Kim Bobo founded Interfaith Worker Justice in 1991 as Chicago Interfaith Committee on Worker Issues. Bobo had previously been director of organizing at Bread for the World and an instructor at the Midwest Academy. In 1989, Bobo became involved with workers' rights campaigns for coal miners. She was startled to find that almost no religious organizations had labor liaisons. She started an informal network of religious leaders to share information about campaigns for worker justice that year.

In 1991, Bobo founded the Chicago Interfaith Committee on Worker Issues. It was an all-volunteer group led by Bobo and four influential Chicago religious leaders.

In 1996, using a $5,000 inheritance from her grandmother, Bobo launched the National Interfaith Committee for Worker Justice. The organization initially was run out of her home.

By 1998, the organization had 29 affiliates throughout the country. The group changed its name to Interfaith Worker Justice in 2005, by which time it had grown to 59 local affiliates and a full-time staff of 10.

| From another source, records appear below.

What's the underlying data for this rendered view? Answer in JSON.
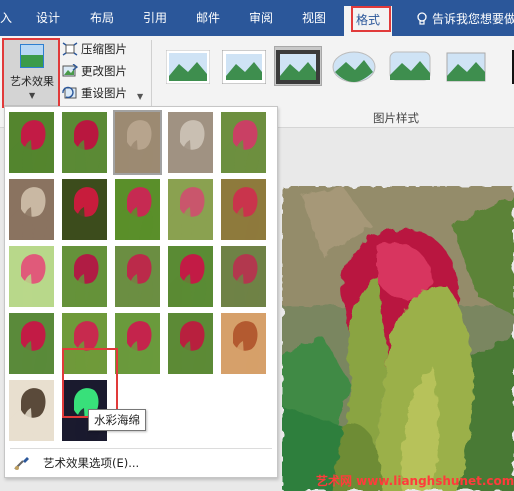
{
  "ribbon_tabs": {
    "cut_tab": "入",
    "design": "设计",
    "layout": "布局",
    "references": "引用",
    "mailings": "邮件",
    "review": "审阅",
    "view": "视图",
    "format": "格式"
  },
  "tell_me": "告诉我您想要做",
  "ribbon": {
    "artistic_effects": "艺术效果",
    "compress": "压缩图片",
    "change": "更改图片",
    "reset": "重设图片",
    "picture_styles_group": "图片样式"
  },
  "gallery": {
    "tooltip": "水彩海绵",
    "options": "艺术效果选项(E)...",
    "effects": [
      {
        "effect": "none",
        "base": "#54852e",
        "tint": "#c21b45"
      },
      {
        "effect": "pencil-grayscale",
        "base": "#5b8a35",
        "tint": "#b9173f"
      },
      {
        "effect": "pencil-sketch",
        "base": "#9c8a72",
        "tint": "#b7a48d"
      },
      {
        "effect": "line-drawing",
        "base": "#a09282",
        "tint": "#c9bfb2"
      },
      {
        "effect": "chalk-sketch",
        "base": "#6d8f3f",
        "tint": "#c94064"
      },
      {
        "effect": "paint-strokes",
        "base": "#8a7360",
        "tint": "#c9b8a3"
      },
      {
        "effect": "paint-brush",
        "base": "#3c4c1c",
        "tint": "#c71c3c"
      },
      {
        "effect": "glow-diffused",
        "base": "#5a8f2a",
        "tint": "#c62a52"
      },
      {
        "effect": "blur",
        "base": "#8aa150",
        "tint": "#c9566c"
      },
      {
        "effect": "light-screen",
        "base": "#8e7a3c",
        "tint": "#c9344c"
      },
      {
        "effect": "mosaic-bubbles",
        "base": "#b8d88a",
        "tint": "#e05a7a"
      },
      {
        "effect": "watercolor-sponge",
        "base": "#65923a",
        "tint": "#b01c44"
      },
      {
        "effect": "film-grain",
        "base": "#6b8e42",
        "tint": "#bb2a4a"
      },
      {
        "effect": "glass",
        "base": "#5a8b34",
        "tint": "#c21b45"
      },
      {
        "effect": "cement",
        "base": "#6f8246",
        "tint": "#b2384e"
      },
      {
        "effect": "texturizer",
        "base": "#5a8a3a",
        "tint": "#c21b45"
      },
      {
        "effect": "crisscross-etching",
        "base": "#6f9a3a",
        "tint": "#c72a4e"
      },
      {
        "effect": "pastels-smooth",
        "base": "#6a9a3c",
        "tint": "#c4244c"
      },
      {
        "effect": "plastic-wrap",
        "base": "#5c8a36",
        "tint": "#b8203e"
      },
      {
        "effect": "cutout",
        "base": "#d6a06a",
        "tint": "#b35a30"
      },
      {
        "effect": "photocopy",
        "base": "#e8dfcf",
        "tint": "#5a4a3a"
      },
      {
        "effect": "glow-edges",
        "base": "#1a1a2e",
        "tint": "#38e07a"
      }
    ]
  },
  "watermark": "艺术网 www.lianghshunet.com",
  "colors": {
    "ribbon_blue": "#2b579a",
    "highlight_red": "#e13a3a",
    "rose_red": "#c21b45",
    "leaf_green": "#5b8a35"
  }
}
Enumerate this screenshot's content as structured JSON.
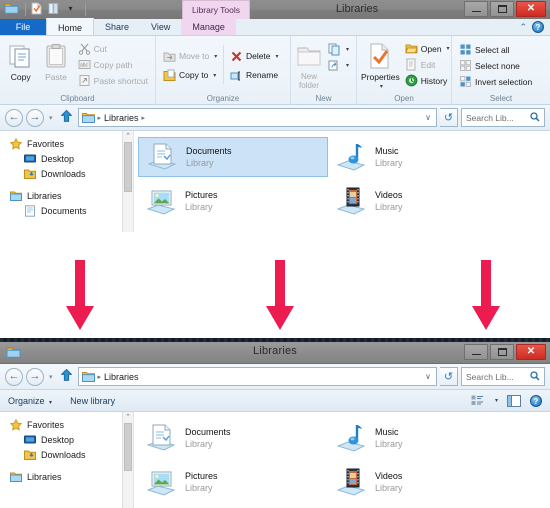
{
  "colors": {
    "arrow": "#ec1b50",
    "accent_blue": "#1569c7",
    "context_tab": "#f0d6ef",
    "selection": "#cce3f7",
    "close_red": "#cf2b20"
  },
  "top_window": {
    "title": "Libraries",
    "contextual_tab_group": "Library Tools",
    "quick_access": [
      {
        "name": "properties-qat-icon",
        "glyph": "▤"
      },
      {
        "name": "new-folder-qat-icon",
        "glyph": "▧"
      },
      {
        "name": "customize-qat-icon",
        "glyph": "▾"
      }
    ],
    "caption_buttons": {
      "minimize": "–",
      "maximize": "❐",
      "close": "✕"
    },
    "tabs": [
      {
        "label": "File",
        "state": "file"
      },
      {
        "label": "Home",
        "state": "active"
      },
      {
        "label": "Share",
        "state": "normal"
      },
      {
        "label": "View",
        "state": "normal"
      },
      {
        "label": "Manage",
        "state": "contextual"
      }
    ],
    "tab_right": {
      "collapse_ribbon": "⌃",
      "help": "?"
    },
    "ribbon_groups": [
      {
        "label": "Clipboard",
        "big_buttons": [
          {
            "label": "Copy",
            "icon": "copy-icon",
            "disabled": false
          },
          {
            "label": "Paste",
            "icon": "paste-icon",
            "disabled": true
          }
        ],
        "small_buttons": [
          {
            "label": "Cut",
            "icon": "scissors-icon",
            "disabled": true
          },
          {
            "label": "Copy path",
            "icon": "copy-path-icon",
            "disabled": true
          },
          {
            "label": "Paste shortcut",
            "icon": "paste-shortcut-icon",
            "disabled": true
          }
        ]
      },
      {
        "label": "Organize",
        "small_buttons": [
          {
            "label": "Move to",
            "icon": "move-to-icon",
            "disabled": true,
            "caret": true
          },
          {
            "label": "Copy to",
            "icon": "copy-to-icon",
            "disabled": false,
            "caret": true
          },
          {
            "label": "Delete",
            "icon": "delete-x-icon",
            "disabled": false,
            "caret": true
          },
          {
            "label": "Rename",
            "icon": "rename-icon",
            "disabled": false,
            "caret": false
          }
        ]
      },
      {
        "label": "New",
        "big_buttons": [
          {
            "label": "New\nfolder",
            "icon": "new-folder-icon",
            "disabled": true
          }
        ],
        "small_buttons": [
          {
            "label": "",
            "icon": "new-item-icon",
            "disabled": false,
            "caret": true
          },
          {
            "label": "",
            "icon": "easy-access-icon",
            "disabled": false,
            "caret": true
          }
        ]
      },
      {
        "label": "Open",
        "big_buttons": [
          {
            "label": "Properties",
            "icon": "properties-icon",
            "disabled": false,
            "caret": true
          }
        ],
        "small_buttons": [
          {
            "label": "Open",
            "icon": "open-icon",
            "disabled": false,
            "caret": true
          },
          {
            "label": "Edit",
            "icon": "edit-icon",
            "disabled": true
          },
          {
            "label": "History",
            "icon": "history-icon",
            "disabled": false
          }
        ]
      },
      {
        "label": "Select",
        "small_buttons": [
          {
            "label": "Select all",
            "icon": "select-all-icon",
            "disabled": false
          },
          {
            "label": "Select none",
            "icon": "select-none-icon",
            "disabled": false
          },
          {
            "label": "Invert selection",
            "icon": "invert-selection-icon",
            "disabled": false
          }
        ]
      }
    ],
    "navbar": {
      "back": "←",
      "forward": "→",
      "recent_caret": "▾",
      "up": "⬆",
      "breadcrumb": [
        "Libraries"
      ],
      "breadcrumb_sep": "▸",
      "address_dropdown": "∨",
      "refresh": "↺",
      "search_placeholder": "Search Lib...",
      "search_value": "",
      "search_icon": "🔍"
    },
    "sidebar": {
      "items": [
        {
          "label": "Favorites",
          "icon": "star-icon",
          "level": 0,
          "group": false
        },
        {
          "label": "Desktop",
          "icon": "desktop-icon",
          "level": 1,
          "group": false
        },
        {
          "label": "Downloads",
          "icon": "downloads-icon",
          "level": 1,
          "group": false
        },
        {
          "label": "Libraries",
          "icon": "library-icon",
          "level": 0,
          "group": true
        },
        {
          "label": "Documents",
          "icon": "documents-library-icon",
          "level": 1,
          "group": false
        }
      ],
      "scroll_up": "⌃"
    },
    "files": [
      {
        "name": "Documents",
        "sub": "Library",
        "icon": "documents-library-icon",
        "selected": true
      },
      {
        "name": "Music",
        "sub": "Library",
        "icon": "music-library-icon",
        "selected": false
      },
      {
        "name": "Pictures",
        "sub": "Library",
        "icon": "pictures-library-icon",
        "selected": false
      },
      {
        "name": "Videos",
        "sub": "Library",
        "icon": "videos-library-icon",
        "selected": false
      }
    ]
  },
  "arrows": {
    "count": 3,
    "direction": "down",
    "label": "red-down-arrow"
  },
  "bottom_window": {
    "title": "Libraries",
    "caption_buttons": {
      "minimize": "–",
      "maximize": "❐",
      "close": "✕"
    },
    "navbar": {
      "back": "←",
      "forward": "→",
      "recent_caret": "▾",
      "up": "⬆",
      "breadcrumb": [
        "Libraries"
      ],
      "breadcrumb_sep": "▸",
      "address_dropdown": "∨",
      "refresh": "↺",
      "search_placeholder": "Search Lib...",
      "search_value": "",
      "search_icon": "🔍"
    },
    "toolbar": {
      "organize": "Organize",
      "organize_caret": "▾",
      "new_library": "New library",
      "view_caret": "▾",
      "help": "?"
    },
    "sidebar": {
      "items": [
        {
          "label": "Favorites",
          "icon": "star-icon",
          "level": 0,
          "group": false
        },
        {
          "label": "Desktop",
          "icon": "desktop-icon",
          "level": 1,
          "group": false
        },
        {
          "label": "Downloads",
          "icon": "downloads-icon",
          "level": 1,
          "group": false
        },
        {
          "label": "Libraries",
          "icon": "library-icon",
          "level": 0,
          "group": true
        }
      ],
      "scroll_up": "⌃"
    },
    "files": [
      {
        "name": "Documents",
        "sub": "Library",
        "icon": "documents-library-icon",
        "selected": false
      },
      {
        "name": "Music",
        "sub": "Library",
        "icon": "music-library-icon",
        "selected": false
      },
      {
        "name": "Pictures",
        "sub": "Library",
        "icon": "pictures-library-icon",
        "selected": false
      },
      {
        "name": "Videos",
        "sub": "Library",
        "icon": "videos-library-icon",
        "selected": false
      }
    ]
  }
}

IWJ has been active on a number of worker's rights and worker justice issues. It has taken a lead role in criticizing Wal-Mart for forcing employees to work off the clock, not providing affordable or comprehensive health insurance, and refusing to pay an adequate wage. In 2006, the group sued the United States Department of Labor to obtain the names of migrant agricultural workers who had been victims of unpaid overtime. It has also been active in supporting higher wages for workers and the use of unionized laborers in the reconstruction of New Orleans, and condemned the importation of lower-paid illegal immigrants to displace American workers.

Interfaith Worker Justice also sponsors "Seminary Summer." The program is an annual one in which IWJ places student ministers, priests, rabbis and imams with AFL-CIO affiliates so that these emerging religious leaders can participate in worker justice campaigns and learn about labor issues.